In this same 2011 conference talk, Elder Bednar, of the Quorum of the Twelve Apostles, said: “Your fingers have been trained to text and tweet to accelerate and advance the work of the Lord — not just to communicate quickly with your friends. The skills and aptitude evident among many young people today are a preparation to contribute to the work of salvation.”
As technology continues to advance, more ways to work on family history continue to emerge. With this rise in capability comes a decline in excuses of why family history should be limited to one age group or demographic. The modern reality is more and more young people are joining in the work.
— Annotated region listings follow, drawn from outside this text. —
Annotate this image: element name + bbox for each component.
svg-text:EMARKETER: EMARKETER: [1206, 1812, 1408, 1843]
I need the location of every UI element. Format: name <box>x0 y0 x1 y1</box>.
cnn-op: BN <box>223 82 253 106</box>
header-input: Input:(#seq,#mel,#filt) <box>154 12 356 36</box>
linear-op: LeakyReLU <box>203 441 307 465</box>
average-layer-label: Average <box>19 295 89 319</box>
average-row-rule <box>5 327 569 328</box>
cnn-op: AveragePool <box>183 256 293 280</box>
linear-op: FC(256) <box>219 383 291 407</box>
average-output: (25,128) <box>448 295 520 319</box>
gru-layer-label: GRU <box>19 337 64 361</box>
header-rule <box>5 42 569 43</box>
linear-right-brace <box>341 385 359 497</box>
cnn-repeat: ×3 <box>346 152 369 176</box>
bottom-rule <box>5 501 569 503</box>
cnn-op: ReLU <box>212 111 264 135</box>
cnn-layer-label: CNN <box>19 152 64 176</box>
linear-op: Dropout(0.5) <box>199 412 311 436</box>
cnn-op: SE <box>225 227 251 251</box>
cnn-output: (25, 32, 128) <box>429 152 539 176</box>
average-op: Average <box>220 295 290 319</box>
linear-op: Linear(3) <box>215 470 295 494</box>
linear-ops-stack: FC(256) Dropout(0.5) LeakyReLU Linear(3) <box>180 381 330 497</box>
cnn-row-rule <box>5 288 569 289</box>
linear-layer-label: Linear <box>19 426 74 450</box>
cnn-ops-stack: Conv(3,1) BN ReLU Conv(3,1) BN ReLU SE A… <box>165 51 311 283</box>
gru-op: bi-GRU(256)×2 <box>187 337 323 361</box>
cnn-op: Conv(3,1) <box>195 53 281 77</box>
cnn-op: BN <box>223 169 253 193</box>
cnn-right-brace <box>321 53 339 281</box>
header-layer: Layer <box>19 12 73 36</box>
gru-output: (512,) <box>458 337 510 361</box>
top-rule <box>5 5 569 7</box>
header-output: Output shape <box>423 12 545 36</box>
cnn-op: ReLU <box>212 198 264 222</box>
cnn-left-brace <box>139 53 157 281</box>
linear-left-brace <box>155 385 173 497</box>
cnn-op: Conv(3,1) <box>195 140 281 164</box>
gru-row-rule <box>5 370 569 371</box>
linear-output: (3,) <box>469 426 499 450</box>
Just as the youths in the Ranch Creek Ward were inspired by Elder Bednar’s words, youths in the Imperial Oaks Ward in the Spring Texas Stake have focused on using technology to teach others about family history and working together to “advance the work of the Lord.”
Using legacystories.org as a springboard for the project, teams made up of youth and adult consultants visit ward members in their homes and help them digitally record several stories about themselves.
Kathy Larsen, who serves as the ward family history consultant for the Imperial Oaks Ward, said the project has helped strengthen relationships as well as testimonies.
“I have seen people who didn’t want to touch family history have a total change of heart once they realize the bigger picture and how they fit into a family,” Larsen said. “It all starts with a story.”
As youths all across the church learn to love their ancestors and share their stories, the family history work continues to move forward.
As Elder Andersen expressed to those 4,000 youths at RootsTech:
“These are your days. You were born in a time of temples and technology. These are your days to more fully turn your hearts to your fathers and bring these saving ordinances to millions within our families. These are your days to prepare for the Second Coming of the Savior.”
Attacking the 1940 census
In 2012, youths in the Santa Margarita Stake in Southern California gathered together to index more than 4,000 names from the 1940 census.